There were 465 households, out of which 33.8% had children under the age of 18 living with them, 61.1% were married couples living together, 7.3% had a female householder with no husband present, and 25.4% were non-families. 22.2% of all households were made up of individuals, and 8.6% had someone living alone who was 65 years of age or older. The average household size was 2.60 and the average family size was 3.00.

In the township the population was spread out, with 26.4% under the age of 18, 8.7% from 18 to 24, 29.1% from 25 to 44, 25.2% from 45 to 64, and 10.7% who were 65 years of age or older. The median age was 36 years. For every 100 females, there were 112.7 males. For every 100 females age 18 and over, there were 108.7 males.

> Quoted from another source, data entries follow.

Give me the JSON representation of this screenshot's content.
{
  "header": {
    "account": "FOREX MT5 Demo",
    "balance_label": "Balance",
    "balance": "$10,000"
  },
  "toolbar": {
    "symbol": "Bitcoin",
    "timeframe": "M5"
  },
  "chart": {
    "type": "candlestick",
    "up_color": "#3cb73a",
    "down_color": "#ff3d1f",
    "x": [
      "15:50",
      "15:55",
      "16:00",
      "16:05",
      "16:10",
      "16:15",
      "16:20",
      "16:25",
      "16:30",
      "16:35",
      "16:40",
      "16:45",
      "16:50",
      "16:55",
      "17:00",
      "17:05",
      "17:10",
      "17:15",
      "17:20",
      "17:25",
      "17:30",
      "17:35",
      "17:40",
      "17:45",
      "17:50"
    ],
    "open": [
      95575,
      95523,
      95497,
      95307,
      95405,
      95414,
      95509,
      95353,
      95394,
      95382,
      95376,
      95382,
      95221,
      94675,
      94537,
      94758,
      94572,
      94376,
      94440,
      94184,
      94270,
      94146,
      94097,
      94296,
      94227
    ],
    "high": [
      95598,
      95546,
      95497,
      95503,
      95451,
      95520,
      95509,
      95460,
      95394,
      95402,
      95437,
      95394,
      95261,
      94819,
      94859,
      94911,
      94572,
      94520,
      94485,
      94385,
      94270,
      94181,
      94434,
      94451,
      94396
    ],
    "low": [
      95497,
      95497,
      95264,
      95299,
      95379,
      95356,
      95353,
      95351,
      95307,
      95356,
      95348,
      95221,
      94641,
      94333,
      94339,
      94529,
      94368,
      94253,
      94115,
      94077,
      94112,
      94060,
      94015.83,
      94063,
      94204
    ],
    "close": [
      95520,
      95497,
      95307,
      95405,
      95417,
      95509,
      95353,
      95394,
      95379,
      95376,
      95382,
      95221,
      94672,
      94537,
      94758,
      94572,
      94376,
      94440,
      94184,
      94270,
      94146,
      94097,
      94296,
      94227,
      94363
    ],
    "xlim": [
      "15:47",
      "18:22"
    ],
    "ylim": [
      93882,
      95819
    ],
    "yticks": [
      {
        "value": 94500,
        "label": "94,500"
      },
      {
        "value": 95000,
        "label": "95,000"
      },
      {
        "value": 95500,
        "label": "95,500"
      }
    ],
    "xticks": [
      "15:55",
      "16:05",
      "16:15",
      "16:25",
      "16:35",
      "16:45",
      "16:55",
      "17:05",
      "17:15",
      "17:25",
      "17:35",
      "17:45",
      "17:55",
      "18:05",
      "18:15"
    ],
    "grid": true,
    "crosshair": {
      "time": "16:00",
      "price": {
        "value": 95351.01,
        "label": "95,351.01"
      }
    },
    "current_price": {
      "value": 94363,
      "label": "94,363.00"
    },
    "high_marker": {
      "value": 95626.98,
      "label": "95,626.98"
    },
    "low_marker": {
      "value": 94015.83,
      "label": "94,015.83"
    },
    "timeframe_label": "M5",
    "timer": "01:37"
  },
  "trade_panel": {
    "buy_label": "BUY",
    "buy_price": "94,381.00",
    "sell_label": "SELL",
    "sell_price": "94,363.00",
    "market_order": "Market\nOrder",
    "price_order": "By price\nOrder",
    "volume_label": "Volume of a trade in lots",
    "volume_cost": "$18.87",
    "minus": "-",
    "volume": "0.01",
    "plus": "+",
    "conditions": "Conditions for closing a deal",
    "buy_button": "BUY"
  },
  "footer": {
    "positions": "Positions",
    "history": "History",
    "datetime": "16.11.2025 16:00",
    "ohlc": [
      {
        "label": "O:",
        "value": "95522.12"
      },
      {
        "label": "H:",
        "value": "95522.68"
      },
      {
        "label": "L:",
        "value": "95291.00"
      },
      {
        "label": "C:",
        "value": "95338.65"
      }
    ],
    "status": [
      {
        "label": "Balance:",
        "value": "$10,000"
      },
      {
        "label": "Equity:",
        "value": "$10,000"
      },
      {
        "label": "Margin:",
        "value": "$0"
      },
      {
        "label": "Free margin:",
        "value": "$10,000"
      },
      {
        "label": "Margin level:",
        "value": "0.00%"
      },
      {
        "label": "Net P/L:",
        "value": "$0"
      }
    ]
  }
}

The median income for a household in the township was $36,643, and the median income for a family was $40,536. Males had a median income of $32,500 versus $26,250 for females. The per capita income for the township was $18,145. About 7.7% of families and 11.6% of the population were below the poverty line, including 17.0% of those under age 18 and 9.4% of those age 65 or over.

== Notable people ==
- Merze Tate, professor, scholar and expert on United States diplomacy; first African-American woman to attend the University of Oxford, first African-American woman to earn a PhD in government and international relations from Harvard University; born in rural Blanchard.